The impact of government campaigns to encourage larger families will, therefore, be limited. What can make a difference, however, is improving the support systems in place for parents.
At present, China has low levels of parental leave – for men, it ranges between nothing and two weeks, while women typically get just four months. A lack of affordable childcare compounds the issue.

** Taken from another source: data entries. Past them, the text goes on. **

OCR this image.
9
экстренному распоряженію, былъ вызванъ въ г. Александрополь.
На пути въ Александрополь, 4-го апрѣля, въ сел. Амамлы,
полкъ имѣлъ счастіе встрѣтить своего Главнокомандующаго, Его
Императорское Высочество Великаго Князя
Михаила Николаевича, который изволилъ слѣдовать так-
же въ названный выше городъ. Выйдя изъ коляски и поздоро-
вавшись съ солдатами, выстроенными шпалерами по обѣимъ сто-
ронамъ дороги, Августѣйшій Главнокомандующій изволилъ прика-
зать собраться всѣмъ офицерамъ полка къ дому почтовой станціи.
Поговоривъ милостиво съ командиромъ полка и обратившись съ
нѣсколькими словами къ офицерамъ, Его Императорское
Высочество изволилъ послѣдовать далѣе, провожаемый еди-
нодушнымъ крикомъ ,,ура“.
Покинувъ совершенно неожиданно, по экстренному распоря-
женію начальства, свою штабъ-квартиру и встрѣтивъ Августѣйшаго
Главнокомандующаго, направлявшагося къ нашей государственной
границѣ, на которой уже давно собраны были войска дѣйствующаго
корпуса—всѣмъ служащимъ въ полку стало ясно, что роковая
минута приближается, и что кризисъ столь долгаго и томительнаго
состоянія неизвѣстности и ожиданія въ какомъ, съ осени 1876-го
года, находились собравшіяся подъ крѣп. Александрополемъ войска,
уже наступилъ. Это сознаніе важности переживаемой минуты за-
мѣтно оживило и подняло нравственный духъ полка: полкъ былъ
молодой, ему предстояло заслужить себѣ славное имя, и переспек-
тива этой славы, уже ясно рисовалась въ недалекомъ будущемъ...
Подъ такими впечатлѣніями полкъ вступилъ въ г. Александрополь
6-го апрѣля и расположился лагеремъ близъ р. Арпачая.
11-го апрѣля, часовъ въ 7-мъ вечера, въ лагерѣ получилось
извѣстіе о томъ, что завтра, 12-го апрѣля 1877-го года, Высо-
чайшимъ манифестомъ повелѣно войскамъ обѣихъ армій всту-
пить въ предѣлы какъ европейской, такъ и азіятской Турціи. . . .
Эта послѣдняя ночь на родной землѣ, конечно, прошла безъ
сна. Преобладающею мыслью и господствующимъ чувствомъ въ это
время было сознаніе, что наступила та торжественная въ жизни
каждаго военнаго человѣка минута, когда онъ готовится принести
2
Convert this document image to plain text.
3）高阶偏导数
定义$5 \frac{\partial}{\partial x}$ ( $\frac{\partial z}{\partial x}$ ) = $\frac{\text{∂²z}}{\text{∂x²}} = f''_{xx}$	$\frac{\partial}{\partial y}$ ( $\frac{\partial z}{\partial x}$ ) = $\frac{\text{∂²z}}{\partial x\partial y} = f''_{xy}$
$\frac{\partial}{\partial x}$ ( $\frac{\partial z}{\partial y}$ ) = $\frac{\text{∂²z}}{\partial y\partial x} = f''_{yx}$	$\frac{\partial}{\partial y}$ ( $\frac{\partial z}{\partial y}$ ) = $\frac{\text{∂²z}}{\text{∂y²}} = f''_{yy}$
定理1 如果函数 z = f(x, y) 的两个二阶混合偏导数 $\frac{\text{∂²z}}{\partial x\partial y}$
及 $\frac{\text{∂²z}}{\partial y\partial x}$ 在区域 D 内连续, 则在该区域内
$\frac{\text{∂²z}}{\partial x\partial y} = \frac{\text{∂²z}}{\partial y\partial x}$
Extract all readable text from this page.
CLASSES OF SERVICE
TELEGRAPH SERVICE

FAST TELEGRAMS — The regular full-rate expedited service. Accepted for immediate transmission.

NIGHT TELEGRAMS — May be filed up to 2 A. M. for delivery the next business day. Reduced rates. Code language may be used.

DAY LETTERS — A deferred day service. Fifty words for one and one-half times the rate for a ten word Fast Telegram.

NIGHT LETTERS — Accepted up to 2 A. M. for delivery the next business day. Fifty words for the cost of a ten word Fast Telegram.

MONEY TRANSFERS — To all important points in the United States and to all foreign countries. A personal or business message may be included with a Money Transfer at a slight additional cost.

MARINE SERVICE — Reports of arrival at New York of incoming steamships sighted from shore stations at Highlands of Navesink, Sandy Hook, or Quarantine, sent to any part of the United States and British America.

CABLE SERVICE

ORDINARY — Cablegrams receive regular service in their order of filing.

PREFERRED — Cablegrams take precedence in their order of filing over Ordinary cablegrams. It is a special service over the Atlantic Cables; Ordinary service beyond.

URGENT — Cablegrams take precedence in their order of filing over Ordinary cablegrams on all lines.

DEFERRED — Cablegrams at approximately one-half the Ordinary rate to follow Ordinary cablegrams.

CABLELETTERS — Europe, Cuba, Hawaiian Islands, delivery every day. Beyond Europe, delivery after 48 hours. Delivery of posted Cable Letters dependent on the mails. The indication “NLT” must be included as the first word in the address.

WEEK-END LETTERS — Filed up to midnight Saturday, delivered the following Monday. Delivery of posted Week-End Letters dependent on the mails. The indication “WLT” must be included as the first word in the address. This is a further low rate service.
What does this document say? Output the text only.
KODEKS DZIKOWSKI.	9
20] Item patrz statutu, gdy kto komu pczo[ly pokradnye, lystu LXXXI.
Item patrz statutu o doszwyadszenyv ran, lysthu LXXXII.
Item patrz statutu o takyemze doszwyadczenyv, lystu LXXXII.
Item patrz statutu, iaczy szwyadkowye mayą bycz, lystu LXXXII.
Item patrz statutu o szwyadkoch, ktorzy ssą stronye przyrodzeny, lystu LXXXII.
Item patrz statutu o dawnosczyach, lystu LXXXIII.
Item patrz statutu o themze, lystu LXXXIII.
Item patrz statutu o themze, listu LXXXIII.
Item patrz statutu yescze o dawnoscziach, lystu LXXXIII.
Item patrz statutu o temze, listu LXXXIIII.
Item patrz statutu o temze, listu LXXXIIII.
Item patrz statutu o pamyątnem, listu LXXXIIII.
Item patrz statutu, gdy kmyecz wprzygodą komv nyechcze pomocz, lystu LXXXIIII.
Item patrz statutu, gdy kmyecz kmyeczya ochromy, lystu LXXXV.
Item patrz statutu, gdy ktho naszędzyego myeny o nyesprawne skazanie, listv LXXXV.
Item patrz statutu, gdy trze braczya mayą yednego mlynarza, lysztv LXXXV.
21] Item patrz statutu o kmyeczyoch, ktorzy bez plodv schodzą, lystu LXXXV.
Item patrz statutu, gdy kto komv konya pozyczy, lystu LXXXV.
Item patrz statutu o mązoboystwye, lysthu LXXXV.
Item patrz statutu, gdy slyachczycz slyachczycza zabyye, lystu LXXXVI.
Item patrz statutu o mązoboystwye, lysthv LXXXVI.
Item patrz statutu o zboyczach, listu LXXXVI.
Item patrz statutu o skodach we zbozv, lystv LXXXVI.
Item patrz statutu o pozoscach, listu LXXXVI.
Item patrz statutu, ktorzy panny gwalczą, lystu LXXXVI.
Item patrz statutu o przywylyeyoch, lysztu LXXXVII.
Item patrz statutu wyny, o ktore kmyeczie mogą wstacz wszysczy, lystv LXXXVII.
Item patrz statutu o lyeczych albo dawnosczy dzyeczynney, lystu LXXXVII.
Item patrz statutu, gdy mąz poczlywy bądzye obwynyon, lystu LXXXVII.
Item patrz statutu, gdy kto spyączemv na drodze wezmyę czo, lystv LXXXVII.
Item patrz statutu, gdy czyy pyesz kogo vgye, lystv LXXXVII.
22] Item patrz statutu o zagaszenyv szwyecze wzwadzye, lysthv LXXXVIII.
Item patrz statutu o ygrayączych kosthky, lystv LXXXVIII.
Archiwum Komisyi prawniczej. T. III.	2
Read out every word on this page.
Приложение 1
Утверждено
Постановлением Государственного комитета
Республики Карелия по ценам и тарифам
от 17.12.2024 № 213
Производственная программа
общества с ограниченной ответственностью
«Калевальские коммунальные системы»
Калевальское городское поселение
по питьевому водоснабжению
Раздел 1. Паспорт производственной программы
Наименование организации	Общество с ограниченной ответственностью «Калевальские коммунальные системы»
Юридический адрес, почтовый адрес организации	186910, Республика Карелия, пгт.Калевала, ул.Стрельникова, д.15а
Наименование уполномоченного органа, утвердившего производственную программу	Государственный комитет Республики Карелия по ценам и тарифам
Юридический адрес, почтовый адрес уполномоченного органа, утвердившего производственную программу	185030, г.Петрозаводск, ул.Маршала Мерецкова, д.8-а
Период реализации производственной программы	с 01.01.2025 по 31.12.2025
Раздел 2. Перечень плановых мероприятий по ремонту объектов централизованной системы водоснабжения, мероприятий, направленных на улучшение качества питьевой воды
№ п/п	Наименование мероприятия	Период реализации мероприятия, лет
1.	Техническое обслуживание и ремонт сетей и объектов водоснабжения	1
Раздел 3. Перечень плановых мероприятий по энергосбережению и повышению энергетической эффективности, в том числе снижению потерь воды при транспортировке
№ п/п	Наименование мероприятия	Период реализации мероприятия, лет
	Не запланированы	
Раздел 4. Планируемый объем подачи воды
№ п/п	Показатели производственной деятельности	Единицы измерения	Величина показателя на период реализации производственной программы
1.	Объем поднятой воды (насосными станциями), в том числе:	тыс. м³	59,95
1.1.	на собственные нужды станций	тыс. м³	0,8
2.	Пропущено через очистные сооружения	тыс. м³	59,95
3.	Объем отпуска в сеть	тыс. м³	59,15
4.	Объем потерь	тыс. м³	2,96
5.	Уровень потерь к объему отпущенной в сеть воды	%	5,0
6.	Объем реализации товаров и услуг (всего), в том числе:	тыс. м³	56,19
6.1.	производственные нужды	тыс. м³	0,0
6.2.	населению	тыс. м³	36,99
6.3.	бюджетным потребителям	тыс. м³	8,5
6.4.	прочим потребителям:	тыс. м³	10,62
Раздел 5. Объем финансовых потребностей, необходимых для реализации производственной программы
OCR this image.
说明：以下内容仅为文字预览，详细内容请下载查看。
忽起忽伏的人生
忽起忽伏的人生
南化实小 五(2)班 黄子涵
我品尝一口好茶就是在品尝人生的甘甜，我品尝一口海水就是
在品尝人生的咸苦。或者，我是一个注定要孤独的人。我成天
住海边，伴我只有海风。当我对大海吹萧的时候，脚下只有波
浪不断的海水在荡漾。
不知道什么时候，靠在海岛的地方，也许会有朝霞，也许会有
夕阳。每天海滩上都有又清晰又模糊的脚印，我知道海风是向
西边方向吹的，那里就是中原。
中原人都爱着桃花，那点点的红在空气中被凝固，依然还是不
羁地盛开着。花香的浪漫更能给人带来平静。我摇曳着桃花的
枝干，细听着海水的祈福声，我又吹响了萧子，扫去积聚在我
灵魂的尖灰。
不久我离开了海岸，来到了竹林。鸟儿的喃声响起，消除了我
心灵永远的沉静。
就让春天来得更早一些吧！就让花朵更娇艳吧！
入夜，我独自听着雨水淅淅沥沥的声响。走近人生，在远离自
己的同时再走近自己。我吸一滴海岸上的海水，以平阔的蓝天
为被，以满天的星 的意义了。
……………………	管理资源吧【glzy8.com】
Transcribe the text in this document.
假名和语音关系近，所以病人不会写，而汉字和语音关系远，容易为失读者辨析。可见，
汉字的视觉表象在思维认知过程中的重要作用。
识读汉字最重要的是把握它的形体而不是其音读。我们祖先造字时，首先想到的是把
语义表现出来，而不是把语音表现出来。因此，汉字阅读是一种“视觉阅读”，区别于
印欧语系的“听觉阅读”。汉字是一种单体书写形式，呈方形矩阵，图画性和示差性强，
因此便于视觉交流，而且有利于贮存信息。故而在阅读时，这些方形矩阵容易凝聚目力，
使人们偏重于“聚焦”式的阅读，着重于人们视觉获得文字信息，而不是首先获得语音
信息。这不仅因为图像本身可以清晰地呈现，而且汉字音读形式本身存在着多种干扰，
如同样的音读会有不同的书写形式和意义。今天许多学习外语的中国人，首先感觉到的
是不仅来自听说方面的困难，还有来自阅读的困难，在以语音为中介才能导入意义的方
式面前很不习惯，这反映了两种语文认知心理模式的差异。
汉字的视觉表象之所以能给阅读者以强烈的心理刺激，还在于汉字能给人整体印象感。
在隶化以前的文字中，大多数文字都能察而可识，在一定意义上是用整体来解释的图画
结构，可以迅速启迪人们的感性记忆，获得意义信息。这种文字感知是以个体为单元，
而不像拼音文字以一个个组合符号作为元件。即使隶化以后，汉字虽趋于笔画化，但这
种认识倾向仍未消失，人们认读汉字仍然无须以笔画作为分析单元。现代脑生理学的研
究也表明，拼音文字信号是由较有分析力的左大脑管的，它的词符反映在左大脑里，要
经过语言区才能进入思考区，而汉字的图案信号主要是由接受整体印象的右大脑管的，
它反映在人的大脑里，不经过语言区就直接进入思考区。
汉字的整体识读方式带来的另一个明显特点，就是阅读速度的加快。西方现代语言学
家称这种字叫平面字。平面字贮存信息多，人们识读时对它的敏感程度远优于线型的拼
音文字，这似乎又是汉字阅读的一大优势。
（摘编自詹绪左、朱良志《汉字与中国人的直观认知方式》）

In hindsight, China’s one-child policy was a misjudged and overly extreme precaution. That said, despite its impact on the country’s fertility rate, there are several other factors at play. Eradicating the policy was a clear and positive step in combatting this demographic crisis, but it is by no means definitive.
A lot of work must be done to help drive China’s fertility rate above the necessary threshold. In the short term, this involves the development of the IVF industry, which means increasing the number of both state-run and private clinics to meet soaring demand. To help with this undeniably arduous task, easing restrictions on foreign entities entering the market would be hugely beneficial.
In hindsight, China’s one-child policy was a misjudged and overly extreme precaution
In the meantime, legalising more complex treatments and procedures will help more couples to conceive, particularly those who are unable to afford treatment abroad.
Similarly, making egg-freezing legal for single women – especially given the global trend for women to have children later in life as they devote more time to education and their careers – would also provide a boost. Finally, cracking down on unregulated clinics would improve patient safety and trust in the beleaguered system.
In the longer term, China can introduce policies that are beneficial for young families, such as better maternity and paternity leave, along with provisions for cheaper, more widely available childcare.
Such measures are crucial as China continues on its path of economic development, which will inevitably see the cost of living rise. The task is both great and complex, but its success is absolutely vital if China is to secure the future that it has set out for itself.